Пётр Афанасьевич Булкин из «Историии...» — персонаж комический, тоже из “профессиональных начальников”, “колеблющихся вместе с линией партии”. То он — директор маслозавода, то председатель колхоза, то — сельсовета; уже уйдя на покой, “парторга замещает” — “людей уму-разуму учит”. Всюду, где ступает нога этого славного “выдвиженца”, царят бесхозяйственность, воровство, начётничество, показуха... И всё это никого не удивляет, не возмущает — народ привык относиться к таким руководителям как к природным явлениям, спорить с которыми бессмысленно и себе дороже. Но в конце концов многострадальному селу Брёхову выпадает редкостная удача: Булкина и иже с ним сменяет прогрессивный и здравомыслящий председатель Петя Долгий, который, невзирая на давление вышестоящего начальства, начинает проявлять заботу об интересах людей, а не о перевыполнении плана…

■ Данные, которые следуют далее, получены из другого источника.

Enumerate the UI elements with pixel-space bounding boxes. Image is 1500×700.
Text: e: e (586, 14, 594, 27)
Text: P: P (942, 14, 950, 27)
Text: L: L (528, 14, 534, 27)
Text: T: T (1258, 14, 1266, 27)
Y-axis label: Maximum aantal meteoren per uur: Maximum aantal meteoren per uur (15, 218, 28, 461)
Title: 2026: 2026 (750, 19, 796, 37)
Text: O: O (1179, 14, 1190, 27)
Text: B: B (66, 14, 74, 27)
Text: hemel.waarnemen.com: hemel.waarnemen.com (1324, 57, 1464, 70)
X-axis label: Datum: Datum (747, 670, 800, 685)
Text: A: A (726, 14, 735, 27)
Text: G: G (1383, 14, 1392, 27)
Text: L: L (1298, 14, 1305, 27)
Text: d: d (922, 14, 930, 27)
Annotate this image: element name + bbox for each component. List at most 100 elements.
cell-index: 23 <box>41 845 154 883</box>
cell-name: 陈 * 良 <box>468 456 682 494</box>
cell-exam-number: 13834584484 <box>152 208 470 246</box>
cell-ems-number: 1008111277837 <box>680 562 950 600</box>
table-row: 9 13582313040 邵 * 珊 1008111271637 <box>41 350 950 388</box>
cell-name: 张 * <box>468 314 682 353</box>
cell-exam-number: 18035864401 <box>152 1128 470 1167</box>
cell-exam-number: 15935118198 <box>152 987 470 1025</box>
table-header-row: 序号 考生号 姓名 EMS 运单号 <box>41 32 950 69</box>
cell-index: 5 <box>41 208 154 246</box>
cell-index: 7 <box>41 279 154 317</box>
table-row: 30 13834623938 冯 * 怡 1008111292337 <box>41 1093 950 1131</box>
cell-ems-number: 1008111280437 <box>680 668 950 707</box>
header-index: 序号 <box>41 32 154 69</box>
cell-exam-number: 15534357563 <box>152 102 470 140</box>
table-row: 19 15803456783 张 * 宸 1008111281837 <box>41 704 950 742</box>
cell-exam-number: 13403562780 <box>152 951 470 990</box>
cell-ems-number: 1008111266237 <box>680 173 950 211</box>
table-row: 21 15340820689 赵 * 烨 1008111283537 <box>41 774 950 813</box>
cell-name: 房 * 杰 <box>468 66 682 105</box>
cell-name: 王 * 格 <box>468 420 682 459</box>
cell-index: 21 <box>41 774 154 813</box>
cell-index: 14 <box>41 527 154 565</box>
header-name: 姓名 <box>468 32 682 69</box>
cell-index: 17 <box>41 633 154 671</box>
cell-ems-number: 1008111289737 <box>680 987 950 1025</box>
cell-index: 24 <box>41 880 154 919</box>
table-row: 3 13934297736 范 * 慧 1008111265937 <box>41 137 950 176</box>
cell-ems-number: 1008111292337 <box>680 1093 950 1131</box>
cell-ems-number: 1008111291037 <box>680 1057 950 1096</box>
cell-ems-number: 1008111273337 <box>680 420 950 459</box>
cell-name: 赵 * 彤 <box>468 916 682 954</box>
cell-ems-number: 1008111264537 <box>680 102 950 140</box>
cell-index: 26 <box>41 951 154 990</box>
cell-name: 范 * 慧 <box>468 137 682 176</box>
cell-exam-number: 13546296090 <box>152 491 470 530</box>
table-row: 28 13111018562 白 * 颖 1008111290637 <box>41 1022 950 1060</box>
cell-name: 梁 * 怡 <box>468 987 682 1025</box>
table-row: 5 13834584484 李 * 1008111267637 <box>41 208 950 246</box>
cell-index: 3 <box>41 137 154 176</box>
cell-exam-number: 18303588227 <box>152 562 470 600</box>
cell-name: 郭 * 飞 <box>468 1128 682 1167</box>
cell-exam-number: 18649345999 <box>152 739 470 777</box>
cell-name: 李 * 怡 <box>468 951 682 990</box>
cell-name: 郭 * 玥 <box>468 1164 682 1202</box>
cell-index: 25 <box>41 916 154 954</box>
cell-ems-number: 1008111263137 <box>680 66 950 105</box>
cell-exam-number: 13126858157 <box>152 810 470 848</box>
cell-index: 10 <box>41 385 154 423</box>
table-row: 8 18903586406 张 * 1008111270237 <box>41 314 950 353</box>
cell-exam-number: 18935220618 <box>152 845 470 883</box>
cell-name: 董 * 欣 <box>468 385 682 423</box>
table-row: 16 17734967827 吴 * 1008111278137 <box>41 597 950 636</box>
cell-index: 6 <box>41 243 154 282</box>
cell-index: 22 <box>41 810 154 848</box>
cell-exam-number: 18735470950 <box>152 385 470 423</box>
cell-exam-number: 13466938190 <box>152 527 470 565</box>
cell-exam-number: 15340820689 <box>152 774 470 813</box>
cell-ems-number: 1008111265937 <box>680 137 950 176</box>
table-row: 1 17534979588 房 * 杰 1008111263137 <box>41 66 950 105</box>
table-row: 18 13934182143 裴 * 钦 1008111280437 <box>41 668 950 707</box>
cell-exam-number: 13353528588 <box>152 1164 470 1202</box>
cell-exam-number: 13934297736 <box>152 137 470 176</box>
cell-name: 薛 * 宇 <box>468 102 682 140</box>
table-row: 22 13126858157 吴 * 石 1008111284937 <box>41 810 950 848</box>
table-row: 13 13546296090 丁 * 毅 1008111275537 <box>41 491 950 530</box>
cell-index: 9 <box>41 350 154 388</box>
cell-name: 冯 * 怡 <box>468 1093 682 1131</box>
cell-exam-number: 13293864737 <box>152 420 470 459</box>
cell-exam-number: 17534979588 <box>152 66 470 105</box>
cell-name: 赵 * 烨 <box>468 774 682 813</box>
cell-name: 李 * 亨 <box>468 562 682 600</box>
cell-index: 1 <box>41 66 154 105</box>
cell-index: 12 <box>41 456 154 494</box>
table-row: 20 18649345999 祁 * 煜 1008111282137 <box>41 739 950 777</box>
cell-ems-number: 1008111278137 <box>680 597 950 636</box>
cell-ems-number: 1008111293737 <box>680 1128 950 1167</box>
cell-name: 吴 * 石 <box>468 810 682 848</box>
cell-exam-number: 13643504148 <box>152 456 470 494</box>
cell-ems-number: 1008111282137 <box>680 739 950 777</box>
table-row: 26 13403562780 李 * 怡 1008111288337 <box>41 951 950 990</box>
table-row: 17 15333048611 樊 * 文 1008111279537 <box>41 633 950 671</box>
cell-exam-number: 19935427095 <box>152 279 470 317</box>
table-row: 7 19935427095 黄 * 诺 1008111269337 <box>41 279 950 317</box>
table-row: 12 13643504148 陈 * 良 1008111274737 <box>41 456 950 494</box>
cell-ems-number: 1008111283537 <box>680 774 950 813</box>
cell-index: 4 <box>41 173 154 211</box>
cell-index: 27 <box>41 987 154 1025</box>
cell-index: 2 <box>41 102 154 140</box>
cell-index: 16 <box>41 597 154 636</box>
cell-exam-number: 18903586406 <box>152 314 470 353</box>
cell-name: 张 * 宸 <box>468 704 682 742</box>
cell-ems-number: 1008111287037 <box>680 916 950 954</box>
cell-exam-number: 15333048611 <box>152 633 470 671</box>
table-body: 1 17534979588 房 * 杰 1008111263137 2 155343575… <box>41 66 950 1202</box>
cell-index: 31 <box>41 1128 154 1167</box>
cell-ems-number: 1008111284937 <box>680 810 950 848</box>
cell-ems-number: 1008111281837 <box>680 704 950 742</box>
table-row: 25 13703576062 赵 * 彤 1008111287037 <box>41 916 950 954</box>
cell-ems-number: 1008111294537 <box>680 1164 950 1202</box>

Можаевские персонажи принадлежат советскому доперестроечному прошлому; екимовские — дню сегодняшнему. Екимов представляет юг России, те благодатные, в отличие от Нечерноземья или Сибири, места, где хутора и станицы ещё относительно многолюдны, где не так давно было приличное количество крепких и даже богатых хозяйств... В последнее, постперестроечное время картина довольно плачевна. Колхозы и совхозы разваливаются, население живёт в основном личным подсобным хозяйством (“Конечно, джуреки не грызём. Две коровки... Огород хороший. Картошки, капусты, закруток на весь год хватает”), а также привычным воровством с колхозных полей и ферм. Последнее производится масштабно и в открытую: “Дояркам чего не работать... Комбикорм бери, молоко — тоже бери... И на базар... Я мамку ругаю: меньше пей, говорю, просись в доярки...”; “В свинарнике чего не работать... Кашу бери, пожалуйста, хоть два ведра, хоть три. Корми домашность свою... Я мамку ругаю: меньше пей, говорю, просись в свинарки...”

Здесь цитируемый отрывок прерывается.